Credit: Cincinnati - Circa February 2019: Uber Greenlight Hub. Uber Drivers can get in-person support at a Greenlight Hub I
The Fair Work Ombudsman has completed its investigation relating to Uber Australia Pty Ltd and its engagement of drivers.
Fair Work Ombudsman Sandra Parker said that inspectors examined a wide range of evidence, including drivers’ contracts, log on and log off records, interviews with drivers and Uber Australia, ABN documents, payment statements, banking records and pricing schedules.
“The weight of evidence from our investigation establishes that the relationship between Uber Australia and the drivers is not an employment relationship,” Ms Parker said. “For such a relationship to exist, the courts have determined that there must be, at a minimum, an obligation for an employee to perform work when it is demanded by the employer.
“Our investigation found that Uber Australia drivers are not subject to any formal or operational obligation to perform work.”
The FWO noted that Uber Australia drivers have control over whether, when, and for how long they perform work, on any given day or on any given week.
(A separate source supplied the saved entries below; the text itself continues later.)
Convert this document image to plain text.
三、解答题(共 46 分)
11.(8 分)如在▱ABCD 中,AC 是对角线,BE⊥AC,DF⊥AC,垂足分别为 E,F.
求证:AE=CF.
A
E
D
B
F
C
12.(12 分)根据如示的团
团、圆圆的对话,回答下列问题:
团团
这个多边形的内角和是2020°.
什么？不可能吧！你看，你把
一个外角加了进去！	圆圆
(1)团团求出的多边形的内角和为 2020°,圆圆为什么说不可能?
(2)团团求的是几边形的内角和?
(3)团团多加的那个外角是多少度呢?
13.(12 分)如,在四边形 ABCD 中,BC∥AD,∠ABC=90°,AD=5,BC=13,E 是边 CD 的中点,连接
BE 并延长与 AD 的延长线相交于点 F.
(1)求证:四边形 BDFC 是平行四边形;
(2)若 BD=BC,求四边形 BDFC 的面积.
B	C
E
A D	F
“Uber Australia does not require drivers to perform work at particular times and this was a key factor in our assessment that the commercial arrangement between the company and the drivers does not amount to an employment relationship,” Ms Parker said.
As a consequence, the Fair Work Ombudsman has stated that it will not take compliance action in relation to this matter.
“This investigation related solely to Uber Australia and was not an investigation of the gig economy more generally,” Ms Parker added.
The Fair Work Ombudsman has vowed to continue assessing allegations of non-compliance on a case-by-case basis against companies in the gig economy.